Panjabi Manohar, Henderson Gweneth, Abjornson Celeste, Yue James
Biomechanics Research Laboratory, Department of Orthopaedics and Rehabilitation, Yale University School of Medicine, New Haven, CT 06520-8071, USA.
Spine (Phila Pa 1976). 2007 May 20;32(12):1311-9. doi: 10.1097/BRS.0b013e318059af6f.
An in vitro human cadaveric biomechanical study.
To evaluate intervertebral rotation changes due to lumbar ProDisc-L compared with simulated fusion, using follower load and multidirectional testing.
Artificial discs, as opposed to the fusions, are thought to decrease the long-term accelerated degeneration at adjacent levels. A biomechanical assessment can be helpful, as the long-term clinical evaluation is impractical.
Six fresh human cadaveric lumbar specimens (T12-S1) underwent multidirectional testing in flexion-extension, bilateral lateral bending, and bilateral torsion using the Hybrid test method. First, intact specimen total range of rotation (T12-S1) was determined. Second, using pure moments again, this range of rotation was achieved in each of the 5 constructs: A) ProDisc-L at L5-S1; B) fusion at L5-S1; C) ProDisc-L at L4-L5 and fusion at L5-S1; D) ProDisc-L at L4-L5 and L5-S1; and E) 2-level fusion at L4-L5 to L5-S1. Significant changes in the intervertebral rotations due to each construct were determined at the operated and nonoperated levels using repeated measures single factor ANOVA and Bonferroni statistical tests (P < 0.05). Adjacent-level effects (ALEs) were defined as the percentage changes in intervertebral rotations at the nonoperated levels due to the constructs.

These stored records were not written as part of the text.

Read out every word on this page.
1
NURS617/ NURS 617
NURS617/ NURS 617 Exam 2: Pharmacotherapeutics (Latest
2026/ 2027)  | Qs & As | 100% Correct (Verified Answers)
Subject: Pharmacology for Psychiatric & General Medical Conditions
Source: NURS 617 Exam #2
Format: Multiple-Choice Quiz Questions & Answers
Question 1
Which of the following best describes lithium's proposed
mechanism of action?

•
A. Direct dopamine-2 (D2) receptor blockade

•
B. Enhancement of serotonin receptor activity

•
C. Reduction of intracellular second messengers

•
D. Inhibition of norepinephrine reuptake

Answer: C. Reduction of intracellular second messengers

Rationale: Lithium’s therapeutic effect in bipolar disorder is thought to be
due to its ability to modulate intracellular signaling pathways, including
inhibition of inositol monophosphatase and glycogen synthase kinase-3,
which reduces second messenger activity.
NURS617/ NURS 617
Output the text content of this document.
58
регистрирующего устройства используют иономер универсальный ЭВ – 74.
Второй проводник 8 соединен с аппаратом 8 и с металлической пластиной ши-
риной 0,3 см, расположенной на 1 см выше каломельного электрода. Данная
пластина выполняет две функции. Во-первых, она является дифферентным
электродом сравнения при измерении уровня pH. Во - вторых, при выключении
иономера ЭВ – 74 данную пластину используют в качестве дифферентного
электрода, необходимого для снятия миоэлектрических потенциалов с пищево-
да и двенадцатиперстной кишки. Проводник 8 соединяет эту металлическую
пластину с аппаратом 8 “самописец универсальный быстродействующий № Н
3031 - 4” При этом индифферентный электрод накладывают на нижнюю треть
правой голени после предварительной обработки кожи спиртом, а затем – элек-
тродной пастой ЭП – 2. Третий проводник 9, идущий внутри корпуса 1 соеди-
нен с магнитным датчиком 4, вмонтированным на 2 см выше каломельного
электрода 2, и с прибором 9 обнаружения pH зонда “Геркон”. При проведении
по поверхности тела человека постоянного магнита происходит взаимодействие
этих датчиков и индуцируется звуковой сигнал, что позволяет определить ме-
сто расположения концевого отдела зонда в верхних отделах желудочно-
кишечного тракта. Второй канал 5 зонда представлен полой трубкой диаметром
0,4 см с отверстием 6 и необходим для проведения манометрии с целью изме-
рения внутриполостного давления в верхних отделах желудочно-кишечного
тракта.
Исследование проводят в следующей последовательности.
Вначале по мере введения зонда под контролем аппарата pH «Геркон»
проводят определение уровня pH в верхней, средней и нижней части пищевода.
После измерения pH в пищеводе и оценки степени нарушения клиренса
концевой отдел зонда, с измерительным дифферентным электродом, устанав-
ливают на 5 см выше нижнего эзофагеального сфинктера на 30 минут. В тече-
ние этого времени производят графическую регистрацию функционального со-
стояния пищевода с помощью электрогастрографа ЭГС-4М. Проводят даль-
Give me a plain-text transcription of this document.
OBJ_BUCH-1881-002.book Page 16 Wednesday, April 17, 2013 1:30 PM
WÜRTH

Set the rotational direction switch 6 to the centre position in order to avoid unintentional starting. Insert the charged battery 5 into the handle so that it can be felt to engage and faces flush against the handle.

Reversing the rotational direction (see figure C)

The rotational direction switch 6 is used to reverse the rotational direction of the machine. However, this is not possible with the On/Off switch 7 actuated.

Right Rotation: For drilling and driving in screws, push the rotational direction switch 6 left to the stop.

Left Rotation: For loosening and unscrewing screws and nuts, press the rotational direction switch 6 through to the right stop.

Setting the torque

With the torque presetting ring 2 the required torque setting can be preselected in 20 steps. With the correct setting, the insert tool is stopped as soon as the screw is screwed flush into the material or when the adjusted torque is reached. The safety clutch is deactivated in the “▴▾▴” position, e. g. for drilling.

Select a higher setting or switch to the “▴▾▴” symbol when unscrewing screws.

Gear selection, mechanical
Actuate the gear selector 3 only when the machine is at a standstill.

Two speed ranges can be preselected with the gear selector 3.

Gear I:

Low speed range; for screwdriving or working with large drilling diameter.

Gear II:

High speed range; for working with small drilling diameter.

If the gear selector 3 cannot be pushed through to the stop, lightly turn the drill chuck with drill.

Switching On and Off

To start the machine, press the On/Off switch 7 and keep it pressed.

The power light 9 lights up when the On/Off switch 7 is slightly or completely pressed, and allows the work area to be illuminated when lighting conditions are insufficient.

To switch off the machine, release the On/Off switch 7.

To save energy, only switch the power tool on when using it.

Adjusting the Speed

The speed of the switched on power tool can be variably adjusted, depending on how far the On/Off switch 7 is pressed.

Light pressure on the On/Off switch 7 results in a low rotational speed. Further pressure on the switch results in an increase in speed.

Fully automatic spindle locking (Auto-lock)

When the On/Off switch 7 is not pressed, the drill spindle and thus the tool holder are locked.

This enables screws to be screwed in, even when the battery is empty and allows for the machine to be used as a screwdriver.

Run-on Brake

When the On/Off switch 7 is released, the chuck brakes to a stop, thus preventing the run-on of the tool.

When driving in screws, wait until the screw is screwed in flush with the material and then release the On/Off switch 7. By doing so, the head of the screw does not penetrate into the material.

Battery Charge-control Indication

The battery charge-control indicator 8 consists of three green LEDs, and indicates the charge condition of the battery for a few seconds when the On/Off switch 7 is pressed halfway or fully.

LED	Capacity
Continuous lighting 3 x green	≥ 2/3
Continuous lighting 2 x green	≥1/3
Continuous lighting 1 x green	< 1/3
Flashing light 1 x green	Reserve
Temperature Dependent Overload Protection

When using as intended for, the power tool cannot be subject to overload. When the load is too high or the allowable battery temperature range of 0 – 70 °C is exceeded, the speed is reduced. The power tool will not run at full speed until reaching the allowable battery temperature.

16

One- and 2-level ProDisc-L constructs showed only small ALE in any of the 3 rotations. In contrast, 1- and 2-level fusions showed increased ALE in all 3 directions (average, 7.8% and 35.3%, respectively, for 1 and 2 levels). In the disc plus fusion combination (construct C), the ALEs were similar to the 1-level fusion alone.
In general, ProDisc-L preserved physiologic motions at all spinal levels, while the fusion simulations resulted in significant ALE.
一项体外人体尸体生物力学研究。
通过跟随负荷和多方向测试,评估与模拟融合相比,腰椎ProDisc-L导致的椎间旋转变化。
与融合术不同,人工椎间盘被认为可减少相邻节段的长期加速退变。由于长期临床评估不切实际,生物力学评估可能会有所帮助。
使用混合测试方法,对6个新鲜人体尸体腰椎标本(T12-S1)进行屈伸、双侧侧弯和双侧扭转的多方向测试。首先,确定完整标本的总旋转范围(T12-S1)。其次,再次使用纯力矩,在以下5种结构中分别实现该旋转范围:A)L5-S1节段植入ProDisc-L;B)L5-S1节段融合;C)L4-L5节段植入ProDisc-L且L5-S1节段融合;D)L4-L5和L5-S1节段均植入ProDisc-L;E)L4-L5至L5-S1节段进行双节段融合。使用重复测量单因素方差分析和Bonferroni统计检验(P < 0.05),确定每个结构在手术节段和非手术节段导致的椎间旋转的显著变化。相邻节段效应(ALE)定义为由于这些结构导致的非手术节段椎间旋转的百分比变化。
单节段和双节段ProDisc-L结构在任何一种旋转中仅显示出较小的ALE。相比之下,单节段和双节段融合在所有三个方向上均显示ALE增加(单节段和双节段的平均值分别为7.8%和35.3%)。在椎间盘加融合组合(结构C)中,ALE与单节段融合相似。
总体而言,ProDisc-L在所有脊柱节段均保留了生理运动,而融合模拟导致了显著的ALE。